Figure 4.

Evaluation of the elution reagents for recovery of silica-adsorbed RNA. The LiCl-precipitated IVT RNA (10 μg) was purified by spin column-based mesoporous silica chromatography using elution buffer containing either EDTA or NaCl with stepwise gradient concentrations. (A) Comparison of RNA recovery with salt (NaCl) and chelating reagent (EDTA) as an eluting reagent at a stepwise increase of concentration. Each eluant fraction was electrophoresed in 1.0% agarose gel pre-stained with GelRed, and RNA was visualized under UV illumination. (B) RNA recovery rate in each elution reagent was combined and normalized to the initial amount of input RNA. Data are presented as the mean ± standard deviation, n = 3; *** p < 0.005, NaCl vs. EDTA. (C) Various amounts of RNA were mixed with spermidine at a fixed N/P ratio of 20 and purified by spin column-based mesoporous silica chromatography by elution with 500 nmol and 1000 nmol EDTA. Each eluant fraction was electrophoresed in 1.0% agarose gel prestained with GelRed, and the RNA present in each fraction was visualized with UV transillumination.
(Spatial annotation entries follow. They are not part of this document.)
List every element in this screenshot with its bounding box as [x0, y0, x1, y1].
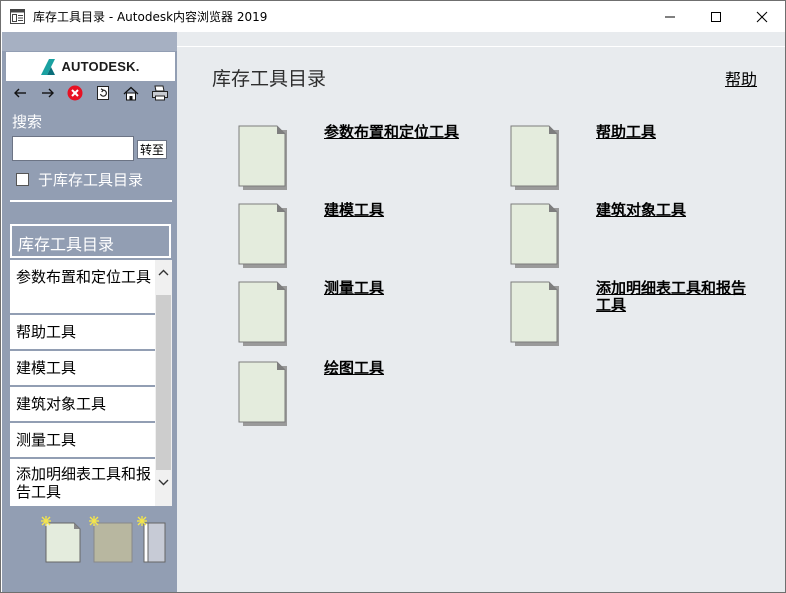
- palette-icons: [2, 514, 177, 564]
- app-window: 库存工具目录 - Autodesk内容浏览器 2019 AUTODESK. 搜索…: [0, 0, 786, 593]
- close-icon: [756, 11, 768, 22]
- home-button[interactable]: [122, 84, 140, 102]
- document-icon[interactable]: [509, 202, 561, 268]
- new-palette-icon[interactable]: [136, 516, 168, 564]
- category-link[interactable]: 参数布置和定位工具: [324, 124, 484, 141]
- document-icon[interactable]: [509, 124, 561, 190]
- category-link[interactable]: 添加明细表工具和报告工具: [596, 280, 756, 314]
- maximize-icon: [711, 11, 721, 22]
- autodesk-logo-mark-icon: [41, 58, 56, 75]
- content-top-line: [177, 46, 785, 47]
- category-link[interactable]: 绘图工具: [324, 360, 484, 377]
- minimize-button[interactable]: [647, 1, 693, 32]
- go-button[interactable]: 转至: [137, 140, 167, 159]
- document-icon[interactable]: [237, 124, 289, 190]
- toc-item[interactable]: 建模工具: [10, 351, 155, 387]
- print-button[interactable]: [151, 84, 169, 102]
- search-label: 搜索: [12, 113, 43, 131]
- nav-toolbar: [2, 82, 177, 104]
- minimize-icon: [665, 16, 675, 17]
- printer-icon: [152, 85, 168, 101]
- scope-checkbox[interactable]: [16, 173, 29, 186]
- close-button[interactable]: [739, 1, 785, 32]
- scroll-down-button[interactable]: [155, 474, 172, 491]
- refresh-icon: [97, 86, 109, 100]
- document-icon[interactable]: [237, 360, 289, 426]
- stop-icon: [67, 85, 83, 101]
- scope-checkbox-label: 于库存工具目录: [38, 171, 144, 189]
- document-icon[interactable]: [237, 202, 289, 268]
- scroll-up-button[interactable]: [155, 264, 172, 281]
- new-document-icon[interactable]: [40, 516, 85, 564]
- sidebar-top-strip: [2, 32, 177, 51]
- chevron-down-icon: [158, 479, 169, 486]
- new-folder-icon[interactable]: [88, 516, 133, 564]
- toc-item[interactable]: 添加明细表工具和报告工具: [10, 459, 155, 506]
- maximize-button[interactable]: [693, 1, 739, 32]
- home-icon: [123, 86, 139, 100]
- forward-button[interactable]: [39, 84, 57, 102]
- category-link[interactable]: 测量工具: [324, 280, 484, 297]
- back-button[interactable]: [11, 84, 29, 102]
- search-input[interactable]: [12, 136, 134, 161]
- sidebar-divider: [10, 200, 172, 202]
- stop-button[interactable]: [66, 84, 84, 102]
- toc-scrollbar[interactable]: [155, 260, 172, 506]
- content-pane: 库存工具目录 帮助 参数布置和定位工具 帮助工具 建模工具 建筑对象工具 测量工…: [177, 32, 785, 592]
- category-link[interactable]: 建筑对象工具: [596, 202, 756, 219]
- window-title: 库存工具目录 - Autodesk内容浏览器 2019: [33, 10, 268, 24]
- autodesk-logo: AUTODESK.: [6, 52, 175, 81]
- toc-item[interactable]: 参数布置和定位工具: [10, 260, 155, 315]
- toc-item[interactable]: 建筑对象工具: [10, 387, 155, 423]
- toc-item[interactable]: 帮助工具: [10, 315, 155, 351]
- help-link[interactable]: 帮助: [725, 66, 757, 90]
- toc-item[interactable]: 测量工具: [10, 423, 155, 459]
- category-link[interactable]: 建模工具: [324, 202, 484, 219]
- chevron-up-icon: [158, 269, 169, 276]
- toc-list: 参数布置和定位工具 帮助工具 建模工具 建筑对象工具 测量工具 添加明细表工具和…: [10, 260, 155, 506]
- toc-title: 库存工具目录: [10, 224, 171, 258]
- arrow-left-icon: [14, 88, 26, 98]
- document-icon[interactable]: [509, 280, 561, 346]
- page-title: 库存工具目录: [212, 68, 327, 90]
- category-link[interactable]: 帮助工具: [596, 124, 756, 141]
- title-bar: 库存工具目录 - Autodesk内容浏览器 2019: [1, 1, 785, 32]
- app-icon: [10, 9, 25, 24]
- logo-text: AUTODESK.: [61, 59, 140, 74]
- scroll-thumb[interactable]: [156, 295, 171, 470]
- refresh-button[interactable]: [94, 84, 112, 102]
- document-icon[interactable]: [237, 280, 289, 346]
- sidebar: AUTODESK. 搜索 转至 于库存工具目录 库存工具目录 参数布置和定位工具…: [2, 32, 177, 592]
- arrow-right-icon: [42, 88, 54, 98]
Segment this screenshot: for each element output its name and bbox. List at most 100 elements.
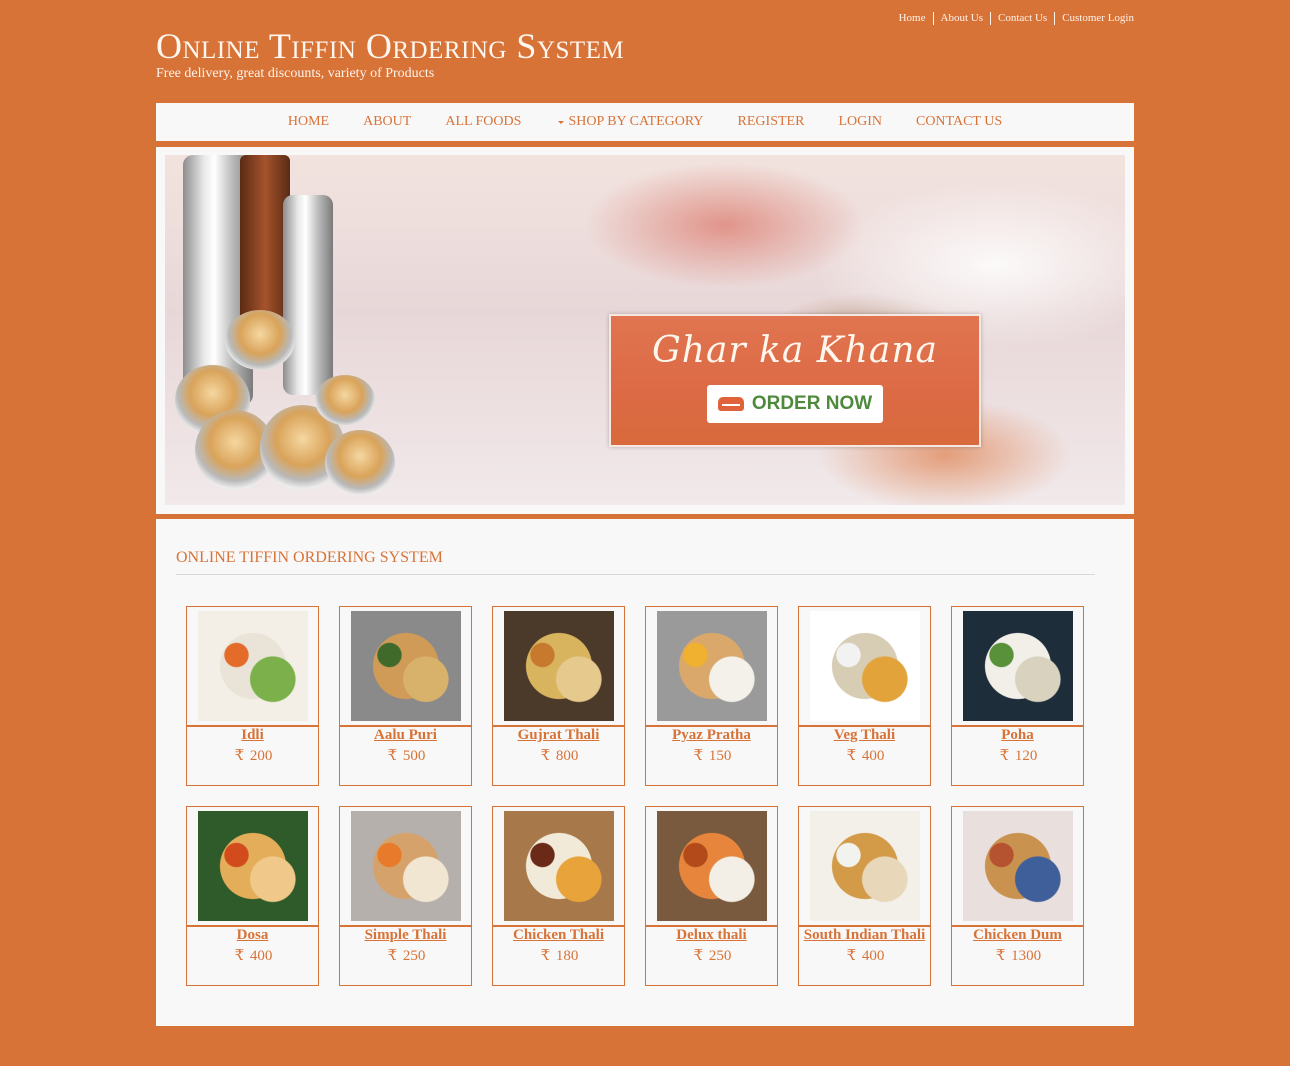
product-name-link[interactable]: Delux thali — [646, 927, 777, 944]
top-link-contact-us[interactable]: Contact Us — [989, 12, 1054, 25]
top-link-home[interactable]: Home — [892, 12, 933, 25]
product-price-value: 250 — [402, 948, 426, 964]
currency-symbol: ₹ — [693, 948, 704, 964]
product-price: ₹ 400 — [799, 946, 930, 965]
product-price-value: 1300 — [1011, 948, 1042, 964]
product-card: Aalu Puri ₹ 500 — [339, 606, 472, 786]
product-price-value: 250 — [708, 948, 732, 964]
product-card: Gujrat Thali ₹ 800 — [492, 606, 625, 786]
product-name-link[interactable]: Chicken Dum — [952, 927, 1083, 944]
top-link-about-us[interactable]: About Us — [932, 12, 990, 25]
product-price: ₹ 800 — [493, 746, 624, 765]
product-price: ₹ 1300 — [952, 946, 1083, 965]
nav-register[interactable]: REGISTER — [738, 103, 805, 141]
nav-about[interactable]: ABOUT — [363, 103, 411, 141]
product-price: ₹ 150 — [646, 746, 777, 765]
currency-symbol: ₹ — [387, 948, 398, 964]
nav-contact-us[interactable]: CONTACT US — [916, 103, 1002, 141]
promo-script-text: Ghar ka Khana — [652, 330, 938, 371]
product-card: Poha ₹ 120 — [951, 606, 1084, 786]
nav-shop-by-category[interactable]: SHOP BY CATEGORY — [558, 103, 704, 141]
product-name-link[interactable]: South Indian Thali — [799, 927, 930, 944]
top-links: Home About Us Contact Us Customer Login — [892, 12, 1134, 25]
gujrat-thali-image[interactable] — [504, 611, 614, 721]
caret-down-icon — [558, 120, 565, 124]
main-nav: HOME ABOUT ALL FOODS SHOP BY CATEGORY RE… — [156, 103, 1134, 144]
product-price: ₹ 180 — [493, 946, 624, 965]
dosa-image[interactable] — [198, 811, 308, 921]
product-card: Pyaz Pratha ₹ 150 — [645, 606, 778, 786]
chicken-dum-image[interactable] — [963, 811, 1073, 921]
product-price: ₹ 200 — [187, 746, 318, 765]
banner-container: Ghar ka Khana ORDER NOW — [156, 147, 1134, 514]
product-name-link[interactable]: Idli — [187, 727, 318, 744]
product-name-link[interactable]: Chicken Thali — [493, 927, 624, 944]
product-card: Veg Thali ₹ 400 — [798, 606, 931, 786]
bowl-decor — [315, 375, 375, 425]
bowl-decor — [325, 430, 395, 495]
product-price: ₹ 250 — [646, 946, 777, 965]
currency-symbol: ₹ — [540, 948, 551, 964]
product-name-link[interactable]: Dosa — [187, 927, 318, 944]
order-now-button[interactable]: ORDER NOW — [707, 385, 883, 423]
product-card: Dosa ₹ 400 — [186, 806, 319, 986]
simple-thali-image[interactable] — [351, 811, 461, 921]
pyaz-pratha-image[interactable] — [657, 611, 767, 721]
nav-home[interactable]: HOME — [288, 103, 329, 141]
product-price-value: 180 — [555, 948, 579, 964]
currency-symbol: ₹ — [846, 948, 857, 964]
main-content: ONLINE TIFFIN ORDERING SYSTEM Idli ₹ 200 A… — [156, 519, 1134, 1026]
product-card: Delux thali ₹ 250 — [645, 806, 778, 986]
currency-symbol: ₹ — [846, 748, 857, 764]
currency-symbol: ₹ — [995, 948, 1006, 964]
aalu-puri-image[interactable] — [351, 611, 461, 721]
product-price-value: 400 — [861, 948, 885, 964]
top-link-customer-login[interactable]: Customer Login — [1054, 12, 1134, 25]
product-price: ₹ 400 — [187, 946, 318, 965]
product-name-link[interactable]: Pyaz Pratha — [646, 727, 777, 744]
product-price-value: 500 — [402, 748, 426, 764]
currency-symbol: ₹ — [234, 948, 245, 964]
idli-image[interactable] — [198, 611, 308, 721]
section-divider — [176, 574, 1095, 575]
nav-all-foods[interactable]: ALL FOODS — [445, 103, 521, 141]
bowl-decor — [225, 310, 295, 370]
product-price-value: 200 — [249, 748, 273, 764]
chicken-thali-image[interactable] — [504, 811, 614, 921]
product-card: Simple Thali ₹ 250 — [339, 806, 472, 986]
product-card: South Indian Thali ₹ 400 — [798, 806, 931, 986]
product-card: Idli ₹ 200 — [186, 606, 319, 786]
product-name-link[interactable]: Gujrat Thali — [493, 727, 624, 744]
delux-thali-image[interactable] — [657, 811, 767, 921]
product-price-value: 800 — [555, 748, 579, 764]
product-price: ₹ 400 — [799, 746, 930, 765]
poha-image[interactable] — [963, 611, 1073, 721]
product-price-value: 150 — [708, 748, 732, 764]
currency-symbol: ₹ — [387, 748, 398, 764]
product-name-link[interactable]: Poha — [952, 727, 1083, 744]
site-tagline: Free delivery, great discounts, variety … — [156, 66, 435, 81]
tiffin-stack-decor — [283, 195, 333, 395]
south-indian-thali-image[interactable] — [810, 811, 920, 921]
product-price-value: 120 — [1014, 748, 1038, 764]
currency-symbol: ₹ — [234, 748, 245, 764]
currency-symbol: ₹ — [540, 748, 551, 764]
product-price: ₹ 500 — [340, 746, 471, 765]
product-price: ₹ 250 — [340, 946, 471, 965]
veg-thali-image[interactable] — [810, 611, 920, 721]
tiffin-box-icon — [717, 397, 744, 411]
product-price-value: 400 — [249, 948, 273, 964]
product-price-value: 400 — [861, 748, 885, 764]
hero-banner[interactable]: Ghar ka Khana ORDER NOW — [165, 155, 1125, 505]
product-name-link[interactable]: Simple Thali — [340, 927, 471, 944]
currency-symbol: ₹ — [999, 748, 1010, 764]
section-title: ONLINE TIFFIN ORDERING SYSTEM — [176, 549, 443, 566]
promo-card: Ghar ka Khana ORDER NOW — [609, 314, 981, 447]
product-card: Chicken Dum ₹ 1300 — [951, 806, 1084, 986]
currency-symbol: ₹ — [693, 748, 704, 764]
product-card: Chicken Thali ₹ 180 — [492, 806, 625, 986]
nav-login[interactable]: LOGIN — [838, 103, 882, 141]
product-name-link[interactable]: Aalu Puri — [340, 727, 471, 744]
site-title: Online Tiffin Ordering System — [156, 26, 625, 66]
product-name-link[interactable]: Veg Thali — [799, 727, 930, 744]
The recovery rates of eluants with 500 nmol EDTA were calculated by quantifying the amount of RNA using the RiboGreen assay. (D) Assessment of RNA quality in size, recovery rate, and intactness. The recovered RNA from the mesoporous silica-based chromatography through EDTA elution, as performed in (A), was analyzed by a capillary electrophoresis system, TapeStation. Gel-like electropherogram and elution profile were displayed for comparison of the input RNA and the EDTA-eluted RNA.